I would like to find the subset of X where only elements of the column X2 that match the values contained in Y7 i.e.
│ X1 │ X2 │ X3 │ X4 │ X5 │
-----------------------------------
│ 1 │ "a" │ "a" │ 1 │ "a" │
│ 2 │ "b" │ "b" │ 2 │ "b" │
│ 1 │ "a" │ "d" │ 4 │ "a" │
Also, I would like to apply a second filter on that subset, by filtering those elements of X1 that are equal to a certain value (value contained in Y2), in this case 1.
Are your X and YArrays or DataFrames? Your question isn’t clear to me.
This works:
using DataFrames
# create dummy data
x = DataFrame(:x1 => rand(1:10, 100), :x2 => rand(1:10, 100))
y = DataFrame(:y1 => rand(1:10, 100), :y2 => rand(1:10, 100))
# Select rows where the values in the x1 column of x are the same as the y1
# column of y, and the x2 value is 7 (arbitrary value for illustration)
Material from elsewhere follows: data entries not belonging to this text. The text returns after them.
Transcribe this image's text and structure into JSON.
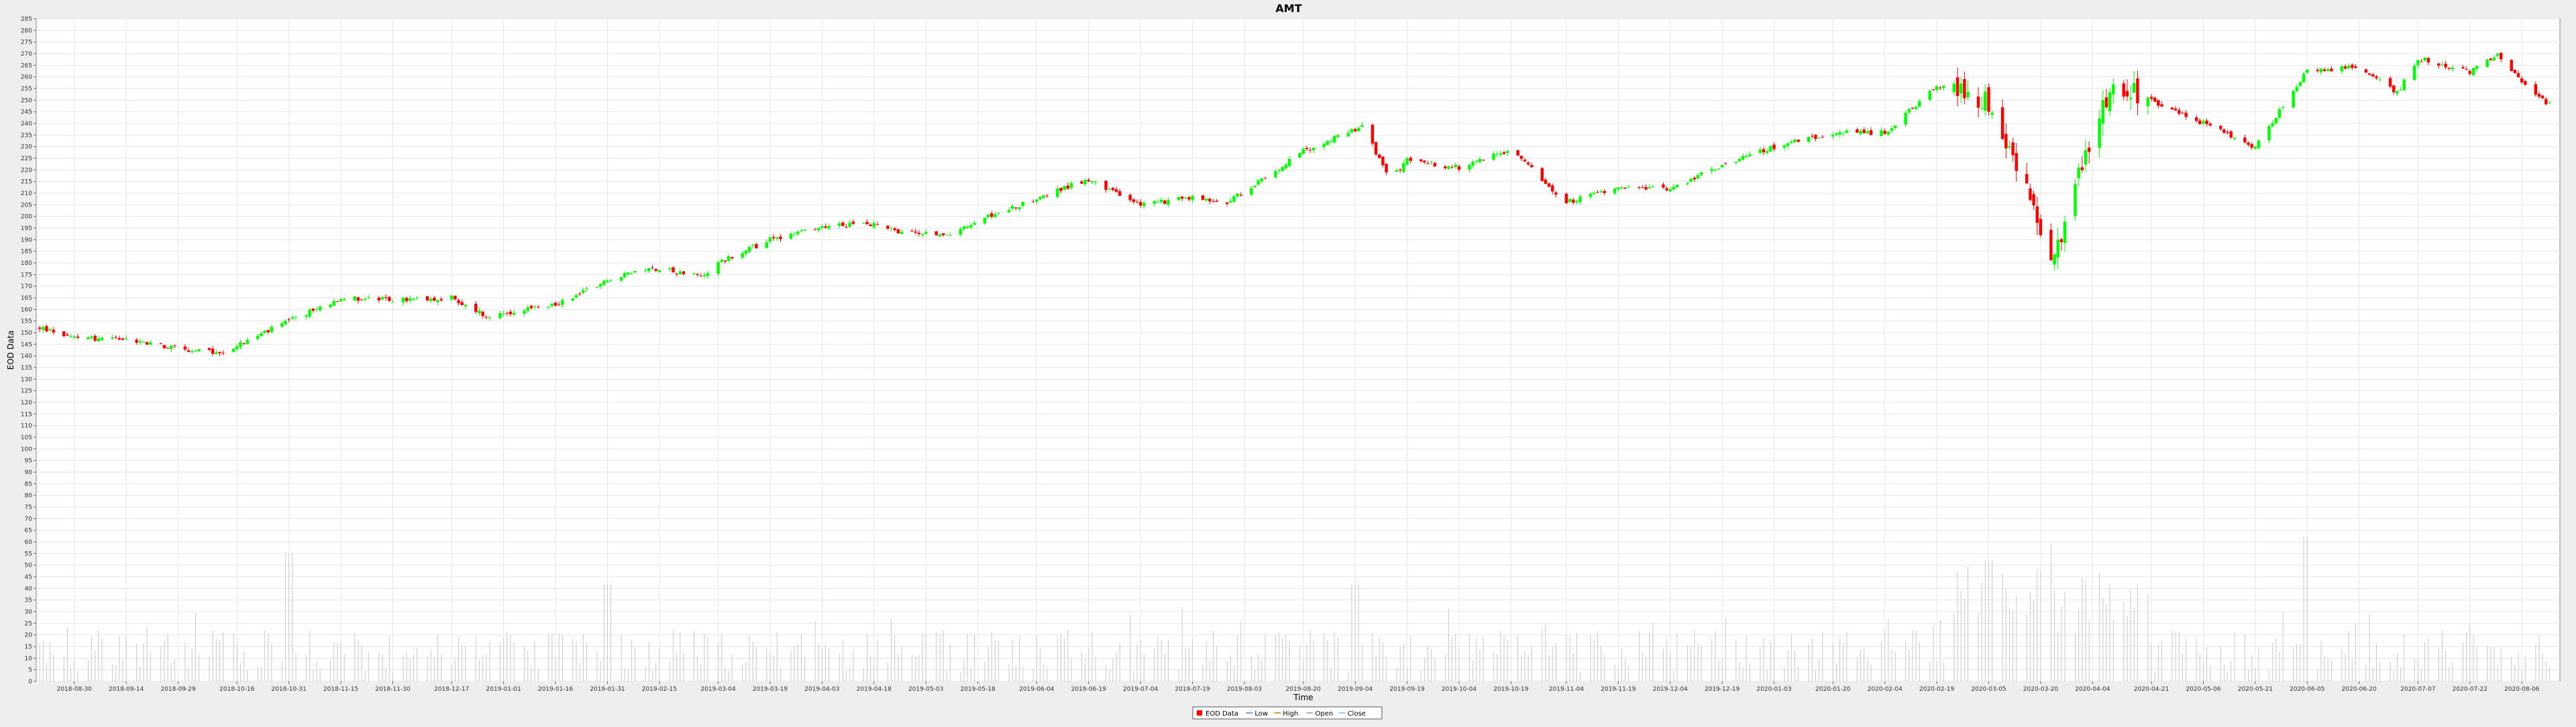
{
  "chart_data": {
    "type": "candlestick",
    "title": "AMT",
    "xlabel": "Time",
    "ylabel": "EOD Data",
    "ylim": [
      0,
      285
    ],
    "y_tick_step": 5,
    "grid": true,
    "legend_position": "bottom-center",
    "legend": [
      "EOD Data",
      "Low",
      "High",
      "Open",
      "Close"
    ],
    "x_tick_labels": [
      "2018-08-30",
      "2018-09-14",
      "2018-09-29",
      "2018-10-16",
      "2018-10-31",
      "2018-11-15",
      "2018-11-30",
      "2018-12-17",
      "2019-01-01",
      "2019-01-16",
      "2019-01-31",
      "2019-02-15",
      "2019-03-04",
      "2019-03-19",
      "2019-04-03",
      "2019-04-18",
      "2019-05-03",
      "2019-05-18",
      "2019-06-04",
      "2019-06-19",
      "2019-07-04",
      "2019-07-19",
      "2019-08-03",
      "2019-08-20",
      "2019-09-04",
      "2019-09-19",
      "2019-10-04",
      "2019-10-19",
      "2019-11-04",
      "2019-11-19",
      "2019-12-04",
      "2019-12-19",
      "2020-01-03",
      "2020-01-20",
      "2020-02-04",
      "2020-02-19",
      "2020-03-05",
      "2020-03-20",
      "2020-04-04",
      "2020-04-21",
      "2020-05-06",
      "2020-05-21",
      "2020-06-05",
      "2020-06-20",
      "2020-07-07",
      "2020-07-22",
      "2020-08-06"
    ],
    "price_path_keypoints": [
      [
        "2018-08-20",
        152
      ],
      [
        "2018-08-30",
        148
      ],
      [
        "2018-09-14",
        147
      ],
      [
        "2018-09-29",
        143
      ],
      [
        "2018-10-11",
        141
      ],
      [
        "2018-10-31",
        155
      ],
      [
        "2018-11-15",
        165
      ],
      [
        "2018-11-30",
        164
      ],
      [
        "2018-12-17",
        165
      ],
      [
        "2018-12-27",
        157
      ],
      [
        "2019-01-16",
        162
      ],
      [
        "2019-01-31",
        173
      ],
      [
        "2019-02-15",
        178
      ],
      [
        "2019-02-27",
        174
      ],
      [
        "2019-03-04",
        180
      ],
      [
        "2019-03-19",
        190
      ],
      [
        "2019-04-03",
        196
      ],
      [
        "2019-04-18",
        197
      ],
      [
        "2019-04-25",
        193
      ],
      [
        "2019-05-11",
        192
      ],
      [
        "2019-05-18",
        198
      ],
      [
        "2019-06-04",
        208
      ],
      [
        "2019-06-19",
        216
      ],
      [
        "2019-07-04",
        205
      ],
      [
        "2019-07-19",
        208
      ],
      [
        "2019-07-29",
        206
      ],
      [
        "2019-08-20",
        228
      ],
      [
        "2019-09-06",
        239
      ],
      [
        "2019-09-14",
        216
      ],
      [
        "2019-09-19",
        224
      ],
      [
        "2019-10-04",
        221
      ],
      [
        "2019-10-19",
        229
      ],
      [
        "2019-11-04",
        206
      ],
      [
        "2019-11-19",
        213
      ],
      [
        "2019-12-04",
        212
      ],
      [
        "2019-12-19",
        222
      ],
      [
        "2020-01-03",
        230
      ],
      [
        "2020-01-20",
        236
      ],
      [
        "2020-02-04",
        236
      ],
      [
        "2020-02-19",
        256
      ],
      [
        "2020-03-05",
        249
      ],
      [
        "2020-03-14",
        220
      ],
      [
        "2020-03-23",
        178
      ],
      [
        "2020-04-04",
        237
      ],
      [
        "2020-04-10",
        258
      ],
      [
        "2020-04-21",
        250
      ],
      [
        "2020-05-06",
        240
      ],
      [
        "2020-05-21",
        230
      ],
      [
        "2020-06-05",
        263
      ],
      [
        "2020-06-20",
        264
      ],
      [
        "2020-07-01",
        253
      ],
      [
        "2020-07-07",
        268
      ],
      [
        "2020-07-22",
        262
      ],
      [
        "2020-07-30",
        270
      ],
      [
        "2020-08-06",
        258
      ],
      [
        "2020-08-14",
        248
      ]
    ],
    "volume_scale_note": "volume bars plotted on the same 0-285 axis",
    "volume_peaks": [
      [
        "2018-10-31",
        55
      ],
      [
        "2019-01-31",
        42
      ],
      [
        "2019-09-04",
        42
      ],
      [
        "2020-03-05",
        52
      ],
      [
        "2020-03-20",
        48
      ],
      [
        "2020-06-05",
        62
      ]
    ]
  },
  "colors": {
    "up": "#00ff00",
    "down": "#ff0000",
    "grid": "#e6e6e6",
    "volume": "#c8c8c8",
    "plot_bg": "#ffffff",
    "page_bg": "#eeeeee"
  }
}
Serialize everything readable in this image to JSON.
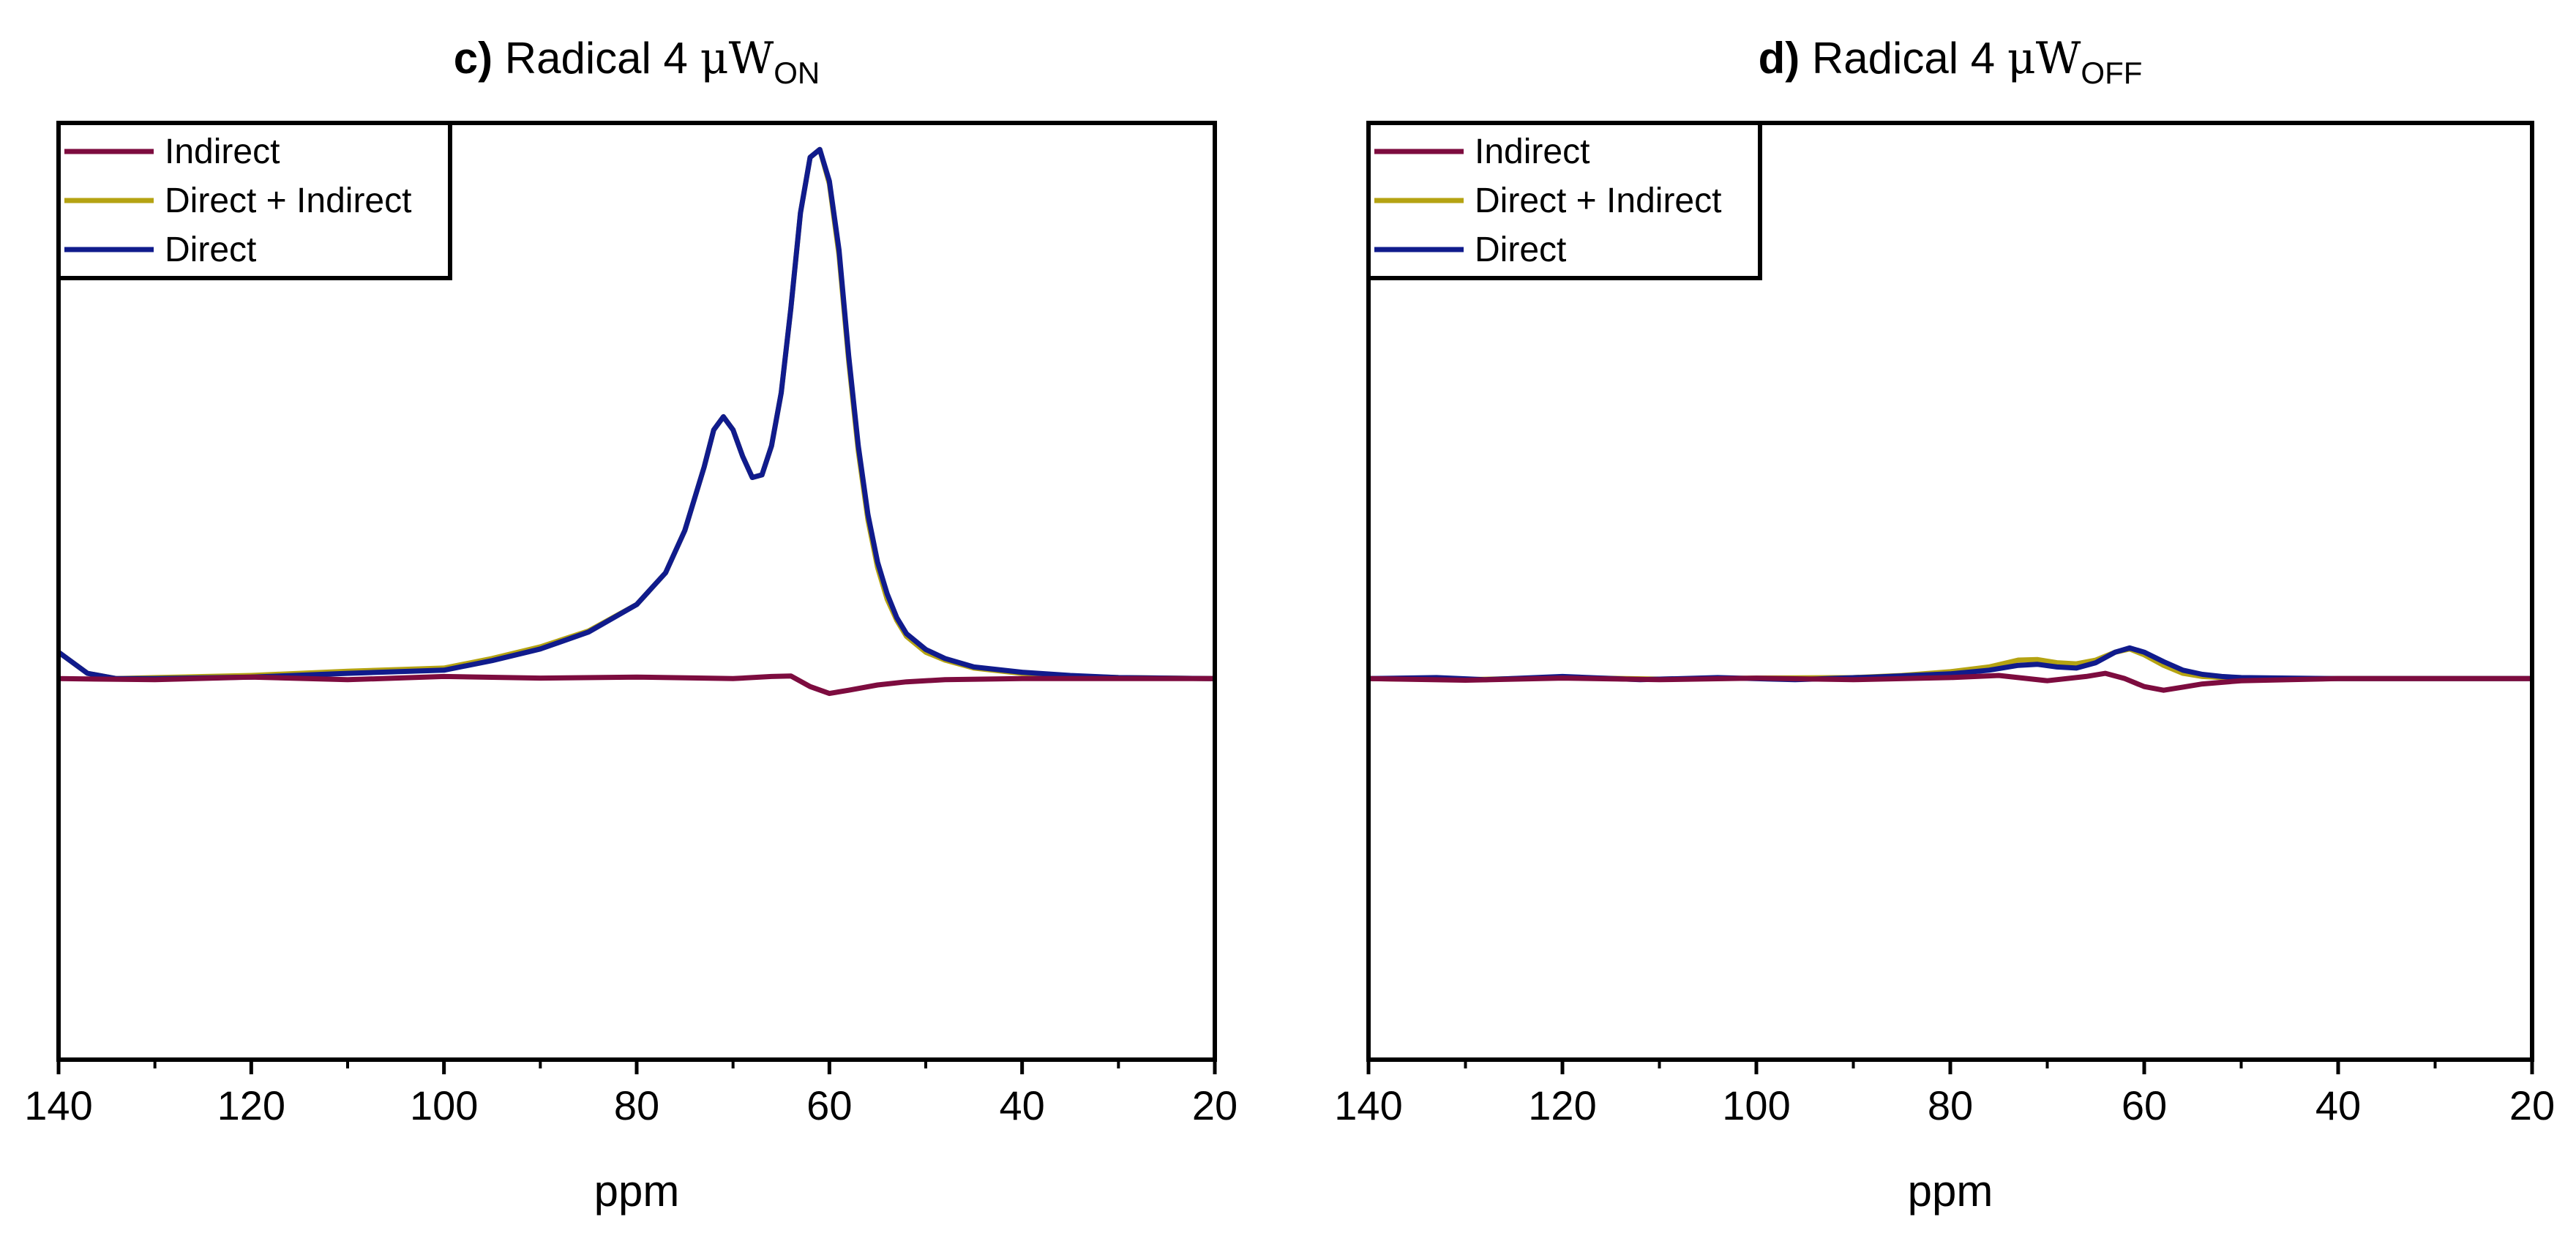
{
  "chart_data": [
    {
      "type": "line",
      "panel_letter": "c)",
      "title_text": "Radical 4",
      "title_symbol": "μW",
      "title_subscript": "ON",
      "xlabel": "ppm",
      "ylabel": "",
      "xlim": [
        140,
        20
      ],
      "ylim": [
        -0.72,
        1.05
      ],
      "x_ticks": [
        140,
        120,
        100,
        80,
        60,
        40,
        20
      ],
      "x_tick_labels": [
        "140",
        "120",
        "100",
        "80",
        "60",
        "40",
        "20"
      ],
      "legend_position": "top-left",
      "series": [
        {
          "name": "Indirect",
          "color": "#7d0c3f",
          "x": [
            140,
            130,
            120,
            110,
            100,
            90,
            80,
            70,
            66,
            64,
            62,
            60,
            58,
            55,
            52,
            48,
            40,
            30,
            20
          ],
          "y": [
            0.0,
            -0.002,
            0.003,
            -0.002,
            0.004,
            0.001,
            0.003,
            0.0,
            0.004,
            0.005,
            -0.015,
            -0.028,
            -0.022,
            -0.012,
            -0.006,
            -0.002,
            0.0,
            0.0,
            0.0
          ]
        },
        {
          "name": "Direct + Indirect",
          "color": "#b5a312",
          "x": [
            140,
            137,
            134,
            130,
            120,
            110,
            100,
            95,
            90,
            85,
            80,
            77,
            75,
            73,
            72,
            71,
            70,
            69,
            68,
            67,
            66,
            65,
            64,
            63,
            62,
            61,
            60,
            59,
            58,
            57,
            56,
            55,
            54,
            53,
            52,
            50,
            48,
            45,
            40,
            35,
            30,
            20
          ],
          "y": [
            0.05,
            0.01,
            0.0,
            0.002,
            0.006,
            0.014,
            0.02,
            0.038,
            0.06,
            0.09,
            0.14,
            0.2,
            0.28,
            0.4,
            0.47,
            0.495,
            0.47,
            0.42,
            0.38,
            0.385,
            0.44,
            0.54,
            0.7,
            0.88,
            0.985,
            1.0,
            0.935,
            0.8,
            0.6,
            0.43,
            0.3,
            0.21,
            0.15,
            0.11,
            0.08,
            0.05,
            0.035,
            0.02,
            0.01,
            0.005,
            0.002,
            0.0
          ]
        },
        {
          "name": "Direct",
          "color": "#101b8c",
          "x": [
            140,
            137,
            134,
            130,
            120,
            110,
            100,
            95,
            90,
            85,
            80,
            77,
            75,
            73,
            72,
            71,
            70,
            69,
            68,
            67,
            66,
            65,
            64,
            63,
            62,
            61,
            60,
            59,
            58,
            57,
            56,
            55,
            54,
            53,
            52,
            50,
            48,
            45,
            40,
            35,
            30,
            20
          ],
          "y": [
            0.05,
            0.01,
            0.0,
            0.0,
            0.003,
            0.01,
            0.016,
            0.034,
            0.056,
            0.088,
            0.14,
            0.2,
            0.28,
            0.4,
            0.47,
            0.495,
            0.47,
            0.42,
            0.38,
            0.385,
            0.44,
            0.54,
            0.7,
            0.88,
            0.985,
            1.0,
            0.94,
            0.81,
            0.61,
            0.44,
            0.31,
            0.22,
            0.16,
            0.115,
            0.085,
            0.055,
            0.038,
            0.022,
            0.012,
            0.006,
            0.002,
            0.0
          ]
        }
      ]
    },
    {
      "type": "line",
      "panel_letter": "d)",
      "title_text": "Radical 4",
      "title_symbol": "μW",
      "title_subscript": "OFF",
      "xlabel": "ppm",
      "ylabel": "",
      "xlim": [
        140,
        20
      ],
      "ylim": [
        -0.72,
        1.05
      ],
      "x_ticks": [
        140,
        120,
        100,
        80,
        60,
        40,
        20
      ],
      "x_tick_labels": [
        "140",
        "120",
        "100",
        "80",
        "60",
        "40",
        "20"
      ],
      "legend_position": "top-left",
      "series": [
        {
          "name": "Indirect",
          "color": "#7d0c3f",
          "x": [
            140,
            130,
            120,
            110,
            100,
            90,
            80,
            75,
            70,
            66,
            64,
            62,
            60,
            58,
            56,
            54,
            50,
            45,
            40,
            30,
            20
          ],
          "y": [
            0.0,
            -0.003,
            0.001,
            -0.002,
            0.001,
            -0.002,
            0.002,
            0.006,
            -0.004,
            0.004,
            0.01,
            0.0,
            -0.015,
            -0.022,
            -0.016,
            -0.01,
            -0.004,
            -0.002,
            0.0,
            0.0,
            0.0
          ]
        },
        {
          "name": "Direct + Indirect",
          "color": "#b5a312",
          "x": [
            140,
            130,
            120,
            110,
            100,
            90,
            85,
            80,
            76,
            73,
            71,
            69,
            67,
            65,
            63,
            61.5,
            60,
            58,
            56,
            54,
            52,
            50,
            45,
            40,
            30,
            20
          ],
          "y": [
            0.0,
            -0.002,
            0.002,
            -0.001,
            0.001,
            0.002,
            0.006,
            0.013,
            0.022,
            0.035,
            0.036,
            0.03,
            0.028,
            0.035,
            0.05,
            0.056,
            0.045,
            0.025,
            0.01,
            0.004,
            0.002,
            0.001,
            0.0,
            0.0,
            0.0,
            0.0
          ]
        },
        {
          "name": "Direct",
          "color": "#101b8c",
          "x": [
            140,
            133,
            128,
            120,
            112,
            104,
            96,
            88,
            80,
            76,
            73,
            71,
            69,
            67,
            65,
            63,
            61.5,
            60,
            58,
            56,
            54,
            52,
            50,
            45,
            40,
            30,
            20
          ],
          "y": [
            0.0,
            0.002,
            -0.002,
            0.004,
            -0.002,
            0.002,
            -0.002,
            0.003,
            0.009,
            0.016,
            0.025,
            0.027,
            0.022,
            0.02,
            0.03,
            0.05,
            0.058,
            0.05,
            0.032,
            0.016,
            0.008,
            0.004,
            0.002,
            0.001,
            0.0,
            0.0,
            0.0
          ]
        }
      ]
    }
  ]
}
x[(x.x1 .== y.y1) .& (x.x2 .== 7), :]
This however implicitly assumes that it is meaningful to compare the values of a column in x to the values in the same row of a column in y. In that case it would probably be more natural to simply have x and y as a single DataFrame with all columns in x and y:
My suggestion still works in principle, however upon reading your edited post it appears that your initial criterion is not that the value of X.X2 should not be the same as the value in the same row in Y.Y7, but rather you want all rows for which the value in X.X2 is contained anywhere in Y.Y7, correct?